Les premiers, partisans de la refondation communautaire, procèdent de trois familles politiques : ce sont respectivement les socialistes français convertis, depuis 1983, à la social-démocratie, les descendants des chrétiens sociaux, démocrates chrétiens et, en partie, chrétiens de gauche situés à la frontière du traditionalisme et du socialisme, et attachés à une forte tradition fédéraliste, enfin les libéraux de la lignée de Benjamin Constant et de Tocqueville, renforcés par les ultra-libéraux disciples de Hayek et de Milton Friedmann. Les seconds, que je propose d’appeler, pour faire court, les individualistes républicains, sont les continuateurs de l’esprit des Lumières et du Contrat social de Rousseau, tel qu’il a été interprété sous la Révolution française et mis en œuvre par les fondateurs de la République, de Jules Ferry et Clemenceau jusqu’à la refondation de De Gaulle.
Comment se fait-il que les premiers, qui ont gouverné la France pendant relativement peu d’années, l’emportent à ce point, du moins en ce moment, sur les seconds, qui ont dominé l’histoire de trois républiques ? On voudrait suggérer ici une hypothèse qui, exposée en termes abrupts, surprendra peut-être : à partir de l’affaire Dreyfus, la question cruciale de la liberté a été reléguée au second rang dans le débat intellectuel français.
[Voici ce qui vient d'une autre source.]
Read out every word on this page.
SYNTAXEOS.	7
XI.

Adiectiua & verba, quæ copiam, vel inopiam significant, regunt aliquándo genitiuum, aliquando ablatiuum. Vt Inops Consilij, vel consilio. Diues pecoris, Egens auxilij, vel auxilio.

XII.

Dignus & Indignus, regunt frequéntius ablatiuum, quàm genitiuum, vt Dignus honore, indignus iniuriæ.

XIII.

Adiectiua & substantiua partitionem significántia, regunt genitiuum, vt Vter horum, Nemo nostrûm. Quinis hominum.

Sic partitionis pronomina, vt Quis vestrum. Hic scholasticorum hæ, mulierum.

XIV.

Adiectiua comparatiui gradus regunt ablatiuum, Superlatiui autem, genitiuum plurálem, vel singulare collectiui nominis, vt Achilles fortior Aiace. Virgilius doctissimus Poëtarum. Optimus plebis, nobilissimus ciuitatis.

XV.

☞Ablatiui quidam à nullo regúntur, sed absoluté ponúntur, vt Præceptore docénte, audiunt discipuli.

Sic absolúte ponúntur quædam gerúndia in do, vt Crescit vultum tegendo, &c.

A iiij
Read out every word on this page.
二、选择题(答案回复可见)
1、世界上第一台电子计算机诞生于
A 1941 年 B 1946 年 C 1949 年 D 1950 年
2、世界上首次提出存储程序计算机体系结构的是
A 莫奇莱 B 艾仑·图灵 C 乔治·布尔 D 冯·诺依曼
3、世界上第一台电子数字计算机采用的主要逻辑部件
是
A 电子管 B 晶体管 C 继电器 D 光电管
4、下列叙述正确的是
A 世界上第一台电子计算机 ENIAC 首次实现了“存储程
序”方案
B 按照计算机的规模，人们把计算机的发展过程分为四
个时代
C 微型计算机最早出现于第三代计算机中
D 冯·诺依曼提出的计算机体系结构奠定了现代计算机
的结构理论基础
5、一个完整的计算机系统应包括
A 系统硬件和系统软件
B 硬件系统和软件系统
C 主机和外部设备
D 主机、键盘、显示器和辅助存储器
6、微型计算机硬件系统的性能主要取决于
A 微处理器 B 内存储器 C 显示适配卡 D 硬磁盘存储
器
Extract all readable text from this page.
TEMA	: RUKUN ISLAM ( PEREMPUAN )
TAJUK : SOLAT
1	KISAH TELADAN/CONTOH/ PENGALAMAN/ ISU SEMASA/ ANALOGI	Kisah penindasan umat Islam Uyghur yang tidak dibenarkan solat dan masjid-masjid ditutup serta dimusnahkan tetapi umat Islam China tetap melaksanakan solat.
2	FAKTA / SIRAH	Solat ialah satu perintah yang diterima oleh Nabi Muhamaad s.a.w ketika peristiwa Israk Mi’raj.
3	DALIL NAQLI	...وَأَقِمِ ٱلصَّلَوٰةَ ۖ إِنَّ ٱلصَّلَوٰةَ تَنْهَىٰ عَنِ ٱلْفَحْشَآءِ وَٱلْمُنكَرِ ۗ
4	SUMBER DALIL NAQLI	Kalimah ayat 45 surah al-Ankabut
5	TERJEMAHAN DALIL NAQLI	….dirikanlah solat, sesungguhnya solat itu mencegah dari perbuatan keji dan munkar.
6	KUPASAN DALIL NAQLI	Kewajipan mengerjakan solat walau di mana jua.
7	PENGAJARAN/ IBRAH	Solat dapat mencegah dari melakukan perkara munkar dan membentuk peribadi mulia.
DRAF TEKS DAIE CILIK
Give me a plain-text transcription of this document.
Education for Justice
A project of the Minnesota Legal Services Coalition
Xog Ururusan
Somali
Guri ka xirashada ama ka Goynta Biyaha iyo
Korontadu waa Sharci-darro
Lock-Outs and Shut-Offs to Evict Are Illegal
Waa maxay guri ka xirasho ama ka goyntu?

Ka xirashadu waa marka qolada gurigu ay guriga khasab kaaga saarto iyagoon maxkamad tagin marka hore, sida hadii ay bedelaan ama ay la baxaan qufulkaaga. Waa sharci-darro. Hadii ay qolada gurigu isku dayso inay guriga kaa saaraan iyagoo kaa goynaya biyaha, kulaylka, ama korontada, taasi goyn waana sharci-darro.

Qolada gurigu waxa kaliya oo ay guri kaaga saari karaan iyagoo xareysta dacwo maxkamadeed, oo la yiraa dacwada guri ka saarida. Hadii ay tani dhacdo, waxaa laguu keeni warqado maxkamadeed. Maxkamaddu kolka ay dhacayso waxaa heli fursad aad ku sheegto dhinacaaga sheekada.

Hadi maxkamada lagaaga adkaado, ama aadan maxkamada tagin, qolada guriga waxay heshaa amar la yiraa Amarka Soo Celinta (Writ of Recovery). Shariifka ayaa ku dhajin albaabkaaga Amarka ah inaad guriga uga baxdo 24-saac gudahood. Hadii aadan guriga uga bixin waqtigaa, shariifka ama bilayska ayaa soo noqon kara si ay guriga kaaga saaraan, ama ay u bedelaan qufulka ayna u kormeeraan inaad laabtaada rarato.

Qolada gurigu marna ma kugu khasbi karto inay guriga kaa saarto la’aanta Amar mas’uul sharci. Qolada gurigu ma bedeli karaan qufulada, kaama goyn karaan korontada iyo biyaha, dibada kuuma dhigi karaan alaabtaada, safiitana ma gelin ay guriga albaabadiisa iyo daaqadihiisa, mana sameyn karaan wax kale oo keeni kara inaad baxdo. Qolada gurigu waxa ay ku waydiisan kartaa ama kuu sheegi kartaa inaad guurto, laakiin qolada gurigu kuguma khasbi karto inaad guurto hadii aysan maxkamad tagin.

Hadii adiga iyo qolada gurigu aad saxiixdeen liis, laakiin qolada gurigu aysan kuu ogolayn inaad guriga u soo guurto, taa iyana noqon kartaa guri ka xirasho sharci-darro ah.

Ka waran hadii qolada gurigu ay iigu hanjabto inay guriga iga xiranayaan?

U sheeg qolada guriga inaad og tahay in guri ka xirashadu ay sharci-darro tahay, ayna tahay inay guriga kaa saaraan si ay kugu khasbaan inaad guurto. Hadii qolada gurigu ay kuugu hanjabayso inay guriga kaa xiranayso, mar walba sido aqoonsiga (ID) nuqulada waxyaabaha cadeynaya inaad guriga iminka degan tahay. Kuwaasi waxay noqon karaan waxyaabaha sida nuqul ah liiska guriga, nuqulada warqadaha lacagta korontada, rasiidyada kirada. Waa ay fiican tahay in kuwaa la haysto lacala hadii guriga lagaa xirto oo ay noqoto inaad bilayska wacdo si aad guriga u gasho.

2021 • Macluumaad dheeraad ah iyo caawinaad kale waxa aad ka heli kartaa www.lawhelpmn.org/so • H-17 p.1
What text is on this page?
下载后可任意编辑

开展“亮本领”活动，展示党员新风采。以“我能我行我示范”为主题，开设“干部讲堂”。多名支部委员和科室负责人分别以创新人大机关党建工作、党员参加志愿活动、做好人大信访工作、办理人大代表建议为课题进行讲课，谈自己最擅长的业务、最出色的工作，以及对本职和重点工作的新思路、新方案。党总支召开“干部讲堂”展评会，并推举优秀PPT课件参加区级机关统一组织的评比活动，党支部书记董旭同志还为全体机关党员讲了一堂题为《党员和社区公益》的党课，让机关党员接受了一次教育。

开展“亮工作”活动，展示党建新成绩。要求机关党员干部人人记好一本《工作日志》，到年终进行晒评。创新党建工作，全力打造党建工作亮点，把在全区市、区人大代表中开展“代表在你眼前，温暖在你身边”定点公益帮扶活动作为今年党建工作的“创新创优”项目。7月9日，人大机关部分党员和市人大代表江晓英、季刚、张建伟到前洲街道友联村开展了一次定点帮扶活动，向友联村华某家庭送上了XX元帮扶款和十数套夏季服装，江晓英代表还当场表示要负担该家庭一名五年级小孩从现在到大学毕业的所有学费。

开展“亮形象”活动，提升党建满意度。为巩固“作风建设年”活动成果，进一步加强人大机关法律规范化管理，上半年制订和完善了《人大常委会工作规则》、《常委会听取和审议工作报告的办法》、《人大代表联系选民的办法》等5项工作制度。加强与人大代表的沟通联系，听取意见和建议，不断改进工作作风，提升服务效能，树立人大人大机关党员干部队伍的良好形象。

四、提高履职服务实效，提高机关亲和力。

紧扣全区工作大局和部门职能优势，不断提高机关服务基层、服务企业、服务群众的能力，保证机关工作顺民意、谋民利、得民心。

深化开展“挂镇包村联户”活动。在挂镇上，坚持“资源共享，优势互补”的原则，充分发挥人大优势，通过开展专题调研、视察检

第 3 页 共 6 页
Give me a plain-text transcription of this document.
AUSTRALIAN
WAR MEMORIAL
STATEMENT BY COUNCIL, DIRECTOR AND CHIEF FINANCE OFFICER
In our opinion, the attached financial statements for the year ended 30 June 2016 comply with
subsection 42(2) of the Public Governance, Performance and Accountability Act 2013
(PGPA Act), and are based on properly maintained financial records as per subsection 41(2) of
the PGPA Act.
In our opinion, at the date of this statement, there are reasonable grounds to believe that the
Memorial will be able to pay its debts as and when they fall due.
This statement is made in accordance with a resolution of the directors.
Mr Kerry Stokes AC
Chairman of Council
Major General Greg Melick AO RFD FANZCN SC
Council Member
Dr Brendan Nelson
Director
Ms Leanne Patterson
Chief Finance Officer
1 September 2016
Tout au long des XVIIIe et XIXe siècle, ce débat a été concentré sur le souci prioritaire de forger les outils conceptuels de la liberté.
C’est au XVIIIe siècle qu’ont été mis en forme, et parfois même inventés, les principes d’or qui préservent l’autonomie de la personne, et que j’ai proposé naguère de résumer dans la notion de pouvoir séparateur : séparation de Dieu et de César, de la nature et de la culture, du privé et du public, de l’exécutif et du législatif, de la loi et des droits, des droits formels et des droits réels, de la sanction et de la prévention, du sexe et de la fonction… C’est au XVIIIe siècle que les mécanismes destinés à empêcher le détournement de la volonté générale par des groupes et des minorités organisés ont été conçus. C’est au XVIIIe siècle, encore, et au début du XIXe qu’ont été posées les règles qui protègent le justiciable : l’obligation pour la peine d’être prompte, certaine et proportionnée (Beccaria), la présomption d’innocence, la charge de la preuve mise au compte de l’auteur des poursuites, la prescription acquisitive en matière de propriété et la prescription des délits, etc.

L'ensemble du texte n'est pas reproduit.